Short Stories, Irish literature, Classics, Modern Fiction, Contemporary Literary Fiction, The Japanese Novel, Post Colonial Asian Fiction, The Legacy of the Austro-Hungarian Empire and quality Historical Novels are Among my Interests








Wednesday, January 29, 2014

"White Challah" by Lamed Shapiro (1919, translated by Norbert Guterman)
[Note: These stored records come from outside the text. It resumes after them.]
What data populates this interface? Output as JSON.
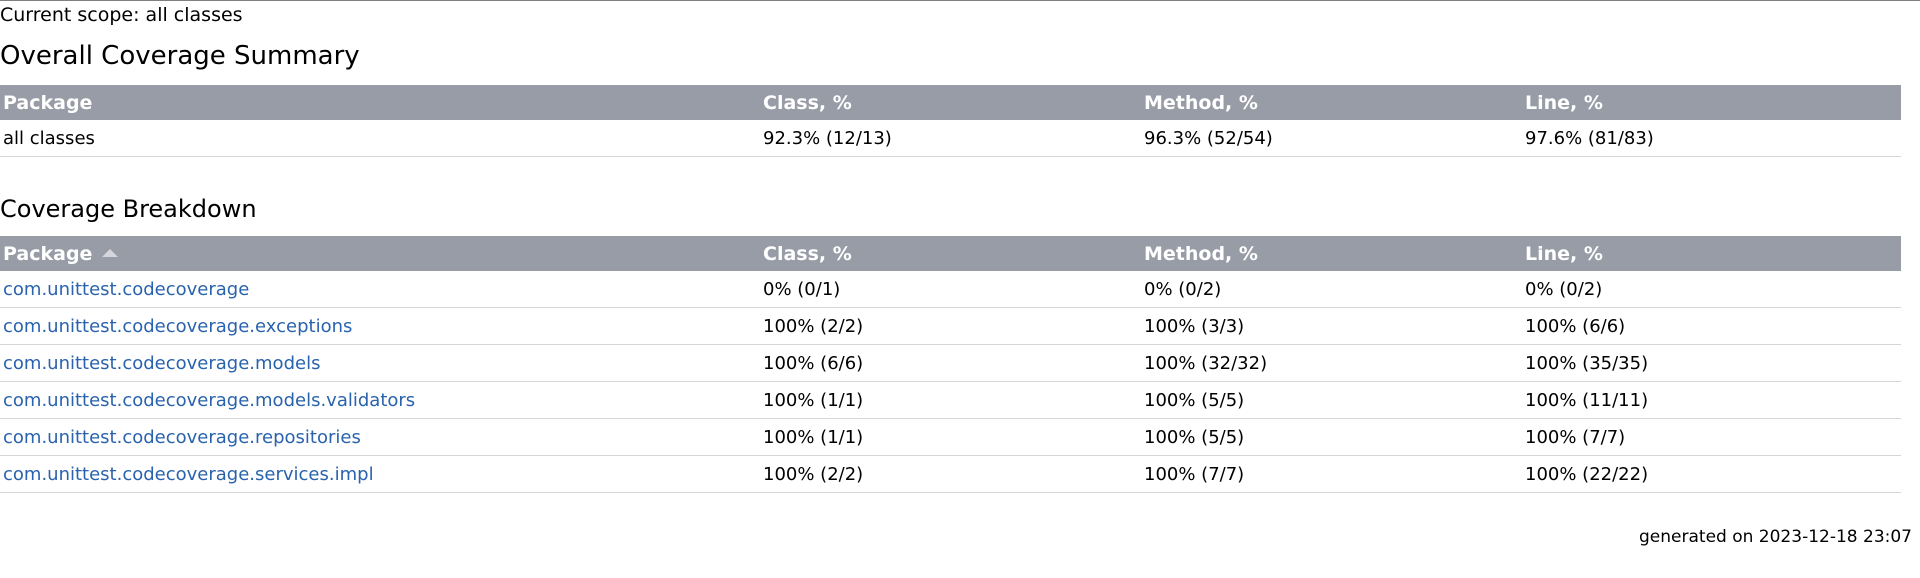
{
  "scope": "Current scope: all classes",
  "summary": {
    "title": "Overall Coverage Summary",
    "headers": [
      "Package",
      "Class, %",
      "Method, %",
      "Line, %"
    ],
    "row": {
      "package": "all classes",
      "class": "92.3% (12/13)",
      "method": "96.3% (52/54)",
      "line": "97.6% (81/83)"
    }
  },
  "breakdown": {
    "title": "Coverage Breakdown",
    "headers": [
      "Package",
      "Class, %",
      "Method, %",
      "Line, %"
    ],
    "sort_icon": "sort-ascending-icon",
    "rows": [
      {
        "package": "com.unittest.codecoverage",
        "class": "0% (0/1)",
        "method": "0% (0/2)",
        "line": "0% (0/2)"
      },
      {
        "package": "com.unittest.codecoverage.exceptions",
        "class": "100% (2/2)",
        "method": "100% (3/3)",
        "line": "100% (6/6)"
      },
      {
        "package": "com.unittest.codecoverage.models",
        "class": "100% (6/6)",
        "method": "100% (32/32)",
        "line": "100% (35/35)"
      },
      {
        "package": "com.unittest.codecoverage.models.validators",
        "class": "100% (1/1)",
        "method": "100% (5/5)",
        "line": "100% (11/11)"
      },
      {
        "package": "com.unittest.codecoverage.repositories",
        "class": "100% (1/1)",
        "method": "100% (5/5)",
        "line": "100% (7/7)"
      },
      {
        "package": "com.unittest.codecoverage.services.impl",
        "class": "100% (2/2)",
        "method": "100% (7/7)",
        "line": "100% (22/22)"
      }
    ]
  },
  "footer": "generated on 2023-12-18 23:07",
  "colors": {
    "header_bg": "#989ca6",
    "link": "#2962ad",
    "row_border": "#d6d6d6"
  }
}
The short stories of Lamed Shapiro (see my prior posts on his work for background information) are among the most powerful I have ever read.  They provide a vivid, at times horrifying look at the hatred and mindless cruelty with which Jewish people were treated in the Ukraine in the first decades of the 20th century.  Horrible vicious pathological anti-Jewish tendencies in the European psyche hardly originated with the Nazis.  Shapiro's stories about the pogroms of Russia are terribly violent, deeply felt works.   If I taught a course on the short story I would assign his most famous story "The Cross" as part of the required readings.  I urge all those who dismiss the short story as "trivial" to read his stories.  

"The White Challah", named for a traditional served on religious holidays bread of Eastern European Jews, is told from the point of a young man drafted to fight in an army in Russia.  Maybe it was the army of the Czar, maybe the communists.  He does not seem to really know.  To him all of the troubles of Russia, the only world he knows, are caused by the Jews.  He repeats over and over that the Jews deserve any cruelty done to them because they sold Christ.   He repeats this over and over.

Conditions in the army are terrible.  He endures trench warfare, sadistic officers, dehumanizing violence, near starvation and through it out he and almost all his fellow soldiers blame the Jews.




Shapiro does as good a job of showing the horrors of war from the point of view of the foot soldier as any author I have read.  Anyone who sees glory in wars needs to read this story.  There is so much in this story.  In one incredible scene, the starving soldier breaks into the house of a Yiddish family.  He demands food, but he cannot speak their language.  He sees a loaf of white challah and he marvels at its wonderful taste.  The encounter ends in an act of unspeakable cruelty in which we see how the war had transformed a young country boy into a vicious animal.  Under the surface, we see how the rulers of the culture use Jews as a way to hide their own greed and failures and focus the hatred of their citizens away from them.